Capitalization of assets has its own benefits. Since long term assets are expensive, expensing the cost over a period of years is beneficial especially for small enterprises. Capitalizing assets increases a company’s balance without affecting its liability balance.
Capitalization of long term assets is a must. The process should be done diligently in accordance with the rules of the IRA and GAAP. Capitalization of long term assets provides a clear picture of the health of the company on the balance sheet.

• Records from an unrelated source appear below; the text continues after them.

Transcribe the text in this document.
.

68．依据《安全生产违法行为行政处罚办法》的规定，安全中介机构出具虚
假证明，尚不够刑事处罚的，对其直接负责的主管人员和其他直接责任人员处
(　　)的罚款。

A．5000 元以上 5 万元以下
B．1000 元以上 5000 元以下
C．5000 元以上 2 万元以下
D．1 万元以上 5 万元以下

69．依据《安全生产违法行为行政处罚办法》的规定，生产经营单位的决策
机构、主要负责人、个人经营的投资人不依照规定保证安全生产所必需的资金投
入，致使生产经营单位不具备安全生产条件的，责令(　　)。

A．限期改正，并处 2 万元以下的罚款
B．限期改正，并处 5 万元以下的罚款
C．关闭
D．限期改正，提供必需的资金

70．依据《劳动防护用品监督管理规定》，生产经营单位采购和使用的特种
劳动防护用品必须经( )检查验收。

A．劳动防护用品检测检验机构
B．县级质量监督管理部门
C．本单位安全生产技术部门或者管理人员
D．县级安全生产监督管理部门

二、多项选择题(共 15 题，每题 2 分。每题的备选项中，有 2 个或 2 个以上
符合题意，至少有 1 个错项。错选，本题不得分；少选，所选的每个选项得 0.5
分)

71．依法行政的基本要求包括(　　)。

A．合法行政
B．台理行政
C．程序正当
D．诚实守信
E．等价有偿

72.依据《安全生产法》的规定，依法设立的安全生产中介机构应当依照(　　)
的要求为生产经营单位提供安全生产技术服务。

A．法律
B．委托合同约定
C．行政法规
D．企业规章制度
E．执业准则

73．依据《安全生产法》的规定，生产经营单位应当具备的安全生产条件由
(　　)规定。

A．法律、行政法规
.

Long term assets result in long term capital gain or even loss. Long term assets are those assets that you cannot liquidate for more than a year. The difference between the sale price and the purchase price equals capital gain.
Capital gains can be short term and long term as well. Capital gains are more beneficial in the long run because the IRS assigns a lower tax rate to long term capital gains as compared to short term. As of 2019, the IRS charges anywhere from 0 to 20%. If you own a home or land since 20 years and you wish to sell it then you will gain capital on it and hence will be charged tax on it. Capital gains are only realized once an asset is sold.
You should also keep in mind that besides capital tax, state and local taxes are also applied. he Capital Gains and Qualified Dividends Worksheet in the Form 1040 instructions specifies a calculation that treats both long-term capital gains and qualified dividends as though they were the last income received, then applies the preferential tax rate.